Conviene aggiornare i propri dispositivi, dal PC equipaggiato con una delle vari versioni di Windows agli smartphone Android passando per la varie release di iPhone e iPad, agli update correttivi per tamponare le vulnerabilità Spectre e Meltdown? La situazione è la seguente:

  • Microsoft ha rilasciato l’aggiornamento per Windows 10 e per le versioni più vecchie del sistema operativo
  • Apple ha rilasciato l’aggiornamento 10.13.2 di Mac e iOS 11.3.2 per iPhone e iPad
  • Google ha aggiornato Android e Chrome OS

C’è però un problema: secondo alcuni esperti gli aggiornamenti contro le falle potrebbero rallentare i processori Intel tra il 5 e il 30%. E adesso arrivano le prime ammissioni.
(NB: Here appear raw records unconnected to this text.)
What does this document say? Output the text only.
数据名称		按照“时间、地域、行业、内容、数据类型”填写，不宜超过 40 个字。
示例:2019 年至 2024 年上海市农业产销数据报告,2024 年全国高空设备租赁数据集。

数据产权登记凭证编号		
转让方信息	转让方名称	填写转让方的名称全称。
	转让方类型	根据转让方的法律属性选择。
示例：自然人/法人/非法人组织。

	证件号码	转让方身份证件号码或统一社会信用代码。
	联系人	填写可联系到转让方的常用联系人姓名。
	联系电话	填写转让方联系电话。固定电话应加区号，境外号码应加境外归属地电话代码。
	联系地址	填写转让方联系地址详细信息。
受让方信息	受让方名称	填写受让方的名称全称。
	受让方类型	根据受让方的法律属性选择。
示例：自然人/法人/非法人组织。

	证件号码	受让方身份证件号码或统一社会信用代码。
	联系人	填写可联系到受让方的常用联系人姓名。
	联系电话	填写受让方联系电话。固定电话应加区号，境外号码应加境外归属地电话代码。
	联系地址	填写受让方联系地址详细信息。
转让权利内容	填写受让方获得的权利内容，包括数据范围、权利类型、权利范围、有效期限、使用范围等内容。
Dopo la scoperta della falla sui processori di Intel, Arm e Amd e gli aggiornamenti sulla sicurezza diramate dai big della tecnologia, iniziano le prime lamentele sulle prestazioni dei dispositivi. Microsoft spiega effettivamente che l’impatto degli aggiornamenti è significativo. Mentre in rete spunta un video del 2014 in cui un guru della sicurezza già sospettava della vulnerabilità dei chip di Intel.

In un post firmato dal vicepresidente di Microsoft, Terry Myerson, il colosso di Redmond fa il punto sulle performance dei dispositivi informatici in relazione alle diverse falle di sicurezza: sono Meltdown, che affligge solo i processori Intel, e Spectre, che esiste in due varianti e colpisce anche i prodotti di Amd e Arm. Con i processori prodotti nel 2016 e nel 2017 la gran parte degli utenti del sistema operativo Windows 10 non noteranno cambiamenti. Con i processori prodotti fino al 2015 il rallentamento – parole testuali – è più significativo.

I protagonisti della vicenda

Una delle tre produttrici di microchip che presentano falle nel sistema è Intel Corporation: fondata nel 1968 realizza dispositivi a semiconduttore ed è considerata la più grande azienda in questo settore a livello mondiale. Ha 106mila dipendenti e un fatturato di 59,4 miliardi di dollari (nel 2016). La multinazionale statunitense Advanced micro devices (Amd) produce microprocessori per il mercato consumer. Poi c’è Arm Holdings: fondata nel 1969, ha sede a Sunnyvale, California. Nel 2016 contava 8.200 dipendenti e ha fatturato qualcosa come 4,27 miliardi di dollari. Ha sede a Cambridge, Regno Unito, ed è nota per la sua linea di processori.

Amd è stata invece fondata nel 1990 come joint venture e domina il settore dei microprocessori per telefoni cellulari. Acquisita nel 2016 dalla giapponese Softbank, ha oltre 3.000 dipendenti e ricavi per 970 milioni. Project Zero è poi il nome del team di esperti all’interno di Google. Annunciato ufficialmente il 15 luglio 2014 il gruppo è formato da analisti di sicurezza informatica e si occupa dell’individuazione di vulnerabilità zero-day ovvero non pubblicamente note: le falle sono state scoperte anche dal team di Google. Infine, a individuare le due vulnerabilità informatiche sono stati anche alcuni ricercatori dell’Università tecnica di Graz centro di formazione austriaco specializzato nel settore tecnologico-scientifico.